Anyway we have let our schools become minimum security prisons where education is not the primary concern "security" is, we need to change this and stop traumatizing our children. They are the future of this country.— Nathan Wind aka Cochise🇲🇽💈📚 (@flounderinggull) September 9, 2020
“I said: ‘Black children cannot have that sort of thing on their record. You are reducing his chances at success,’” Elliott said she told school administrators. She also questioned why the school had notified the officials before getting in touch with the student's parents. Elliott said that the vice principal said their son’s safety was the school’s top priority.

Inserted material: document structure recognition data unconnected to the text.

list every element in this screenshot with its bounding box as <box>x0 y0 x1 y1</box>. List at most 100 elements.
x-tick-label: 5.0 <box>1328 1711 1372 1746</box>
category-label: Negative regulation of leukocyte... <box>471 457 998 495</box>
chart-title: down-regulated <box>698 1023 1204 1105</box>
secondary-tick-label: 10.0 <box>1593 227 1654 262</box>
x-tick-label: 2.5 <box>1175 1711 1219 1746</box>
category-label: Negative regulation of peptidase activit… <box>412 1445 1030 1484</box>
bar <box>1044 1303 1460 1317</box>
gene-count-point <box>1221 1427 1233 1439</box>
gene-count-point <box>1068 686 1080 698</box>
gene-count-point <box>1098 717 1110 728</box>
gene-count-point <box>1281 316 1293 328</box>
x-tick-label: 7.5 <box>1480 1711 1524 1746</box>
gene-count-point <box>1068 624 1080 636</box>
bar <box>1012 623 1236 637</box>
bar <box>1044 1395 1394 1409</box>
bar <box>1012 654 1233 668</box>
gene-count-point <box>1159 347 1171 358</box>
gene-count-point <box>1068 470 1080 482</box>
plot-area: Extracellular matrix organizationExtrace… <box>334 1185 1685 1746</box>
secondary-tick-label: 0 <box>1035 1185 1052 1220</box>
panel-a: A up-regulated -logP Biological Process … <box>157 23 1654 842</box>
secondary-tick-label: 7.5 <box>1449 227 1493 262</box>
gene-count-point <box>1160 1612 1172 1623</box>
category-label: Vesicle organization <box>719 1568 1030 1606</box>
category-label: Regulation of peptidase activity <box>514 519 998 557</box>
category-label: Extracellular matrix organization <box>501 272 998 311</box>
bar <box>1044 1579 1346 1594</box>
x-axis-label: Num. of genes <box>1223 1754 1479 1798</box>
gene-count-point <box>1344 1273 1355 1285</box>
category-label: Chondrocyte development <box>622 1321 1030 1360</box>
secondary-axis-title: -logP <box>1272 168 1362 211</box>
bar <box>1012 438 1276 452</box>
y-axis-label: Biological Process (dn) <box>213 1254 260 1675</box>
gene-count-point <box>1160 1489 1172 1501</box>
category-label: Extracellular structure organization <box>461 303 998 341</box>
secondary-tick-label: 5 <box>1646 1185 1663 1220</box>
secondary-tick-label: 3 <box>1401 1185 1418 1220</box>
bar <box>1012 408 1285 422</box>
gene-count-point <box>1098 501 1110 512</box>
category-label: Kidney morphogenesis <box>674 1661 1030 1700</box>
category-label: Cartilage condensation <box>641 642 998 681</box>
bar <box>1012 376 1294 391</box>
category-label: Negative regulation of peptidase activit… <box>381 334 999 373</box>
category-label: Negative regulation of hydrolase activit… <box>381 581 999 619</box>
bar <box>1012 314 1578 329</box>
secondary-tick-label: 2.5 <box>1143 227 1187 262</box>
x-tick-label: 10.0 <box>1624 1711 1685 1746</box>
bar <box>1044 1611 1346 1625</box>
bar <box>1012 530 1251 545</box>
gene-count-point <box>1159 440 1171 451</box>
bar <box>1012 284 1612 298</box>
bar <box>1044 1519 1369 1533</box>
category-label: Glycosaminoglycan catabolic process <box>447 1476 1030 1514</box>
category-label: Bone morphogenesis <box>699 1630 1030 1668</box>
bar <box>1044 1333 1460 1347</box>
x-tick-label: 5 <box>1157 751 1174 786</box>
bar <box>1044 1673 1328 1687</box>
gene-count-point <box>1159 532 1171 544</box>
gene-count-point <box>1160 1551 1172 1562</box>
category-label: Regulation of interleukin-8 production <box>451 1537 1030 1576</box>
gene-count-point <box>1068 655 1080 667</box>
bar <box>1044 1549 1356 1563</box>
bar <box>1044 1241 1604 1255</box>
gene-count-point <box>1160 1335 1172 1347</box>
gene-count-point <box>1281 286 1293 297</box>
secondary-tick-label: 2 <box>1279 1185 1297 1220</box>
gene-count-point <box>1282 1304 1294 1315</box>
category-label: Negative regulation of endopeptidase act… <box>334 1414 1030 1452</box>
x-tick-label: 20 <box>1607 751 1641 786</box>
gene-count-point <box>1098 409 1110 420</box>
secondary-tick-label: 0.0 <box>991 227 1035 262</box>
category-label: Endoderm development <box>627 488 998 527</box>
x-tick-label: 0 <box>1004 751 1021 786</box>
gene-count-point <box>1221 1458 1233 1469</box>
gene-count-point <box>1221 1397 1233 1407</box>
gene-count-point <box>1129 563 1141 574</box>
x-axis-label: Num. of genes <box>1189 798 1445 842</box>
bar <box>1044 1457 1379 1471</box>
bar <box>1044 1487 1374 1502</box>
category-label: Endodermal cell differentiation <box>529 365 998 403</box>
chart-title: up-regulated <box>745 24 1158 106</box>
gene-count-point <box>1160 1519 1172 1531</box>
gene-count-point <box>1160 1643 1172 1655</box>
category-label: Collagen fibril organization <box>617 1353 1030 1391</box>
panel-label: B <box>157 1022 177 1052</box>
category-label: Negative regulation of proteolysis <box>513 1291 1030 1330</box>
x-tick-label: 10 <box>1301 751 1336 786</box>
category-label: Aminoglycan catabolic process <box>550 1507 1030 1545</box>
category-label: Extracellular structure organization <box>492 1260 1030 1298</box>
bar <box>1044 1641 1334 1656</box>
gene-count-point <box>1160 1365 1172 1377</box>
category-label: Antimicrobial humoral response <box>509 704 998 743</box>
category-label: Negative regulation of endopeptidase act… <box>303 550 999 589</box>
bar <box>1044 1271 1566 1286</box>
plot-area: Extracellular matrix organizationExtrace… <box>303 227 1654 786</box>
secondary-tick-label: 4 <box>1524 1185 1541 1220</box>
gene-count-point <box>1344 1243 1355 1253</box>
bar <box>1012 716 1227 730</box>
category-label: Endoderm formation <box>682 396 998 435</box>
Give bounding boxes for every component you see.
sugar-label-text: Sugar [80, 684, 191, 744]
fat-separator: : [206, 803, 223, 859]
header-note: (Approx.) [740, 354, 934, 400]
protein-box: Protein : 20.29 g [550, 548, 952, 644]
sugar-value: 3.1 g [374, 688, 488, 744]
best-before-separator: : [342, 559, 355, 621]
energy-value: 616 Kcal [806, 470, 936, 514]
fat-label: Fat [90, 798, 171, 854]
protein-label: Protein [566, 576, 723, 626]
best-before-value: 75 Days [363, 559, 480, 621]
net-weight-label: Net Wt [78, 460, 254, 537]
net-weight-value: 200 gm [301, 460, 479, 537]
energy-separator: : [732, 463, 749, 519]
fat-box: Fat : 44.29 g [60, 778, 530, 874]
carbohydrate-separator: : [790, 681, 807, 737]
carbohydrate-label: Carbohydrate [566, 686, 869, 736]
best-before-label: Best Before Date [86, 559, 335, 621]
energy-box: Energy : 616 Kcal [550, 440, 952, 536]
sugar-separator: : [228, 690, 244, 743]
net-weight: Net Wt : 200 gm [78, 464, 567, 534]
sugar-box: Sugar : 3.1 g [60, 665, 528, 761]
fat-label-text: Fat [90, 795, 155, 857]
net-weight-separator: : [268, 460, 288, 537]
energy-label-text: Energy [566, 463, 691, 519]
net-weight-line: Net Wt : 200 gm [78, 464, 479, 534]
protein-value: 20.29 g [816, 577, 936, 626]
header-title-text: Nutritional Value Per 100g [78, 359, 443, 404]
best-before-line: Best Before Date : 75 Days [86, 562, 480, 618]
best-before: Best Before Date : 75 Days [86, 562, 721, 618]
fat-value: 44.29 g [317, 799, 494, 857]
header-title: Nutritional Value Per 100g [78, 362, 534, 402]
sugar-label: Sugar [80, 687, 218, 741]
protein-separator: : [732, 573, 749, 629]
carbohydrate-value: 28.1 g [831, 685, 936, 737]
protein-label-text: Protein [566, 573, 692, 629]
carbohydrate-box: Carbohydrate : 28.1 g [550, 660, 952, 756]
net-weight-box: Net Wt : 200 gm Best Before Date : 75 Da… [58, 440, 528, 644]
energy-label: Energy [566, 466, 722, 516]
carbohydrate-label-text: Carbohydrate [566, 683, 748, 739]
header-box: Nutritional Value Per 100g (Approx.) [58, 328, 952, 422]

Elliott also criticized the school for recording the students in class as she revealed the school didn’t get permission from parents. In a statement, Grand Mountain School acknowledged that the digital platform used for virtual teaching by the school has a recording function.
Suspension, a police visit, AND a mark on his record...for a 12 year old...who didn't even play with a nerf gun....just moved it. Do teachers just think a "classroom" is their designated zone to live out their power fantasies on children? This is beyond disheartening.— Mandy Le (@mandyleart) September 8, 2020
“During our first week of school, we were still becoming familiar with the platform. It is not our current practice to record classes at this time. Parents will be notified if that changes,” the statement said. Elliot and her son have decided to pull their son out of this school. They are now placing him on a waitlist for a charter school. She said she hopes his next school better understands and works with students with ADHD. “I wish the world could see my son through the way I see him. He’s funny, compassionate, caring, goofy, and yeah, he gets distracted easily, but he’s a kid,” Elliott said. “I hate that the world doesn’t see him that way. It’s not fair.”
They were recording minors in their homes w/o consent nor knowledge.— kwiet (@Kwiet7) September 8, 2020
They said the system was New & that they didn't know how to properly use it yet provided video to the police.
Parents have a right to said video & the right to seek prosecution for the illegal recording.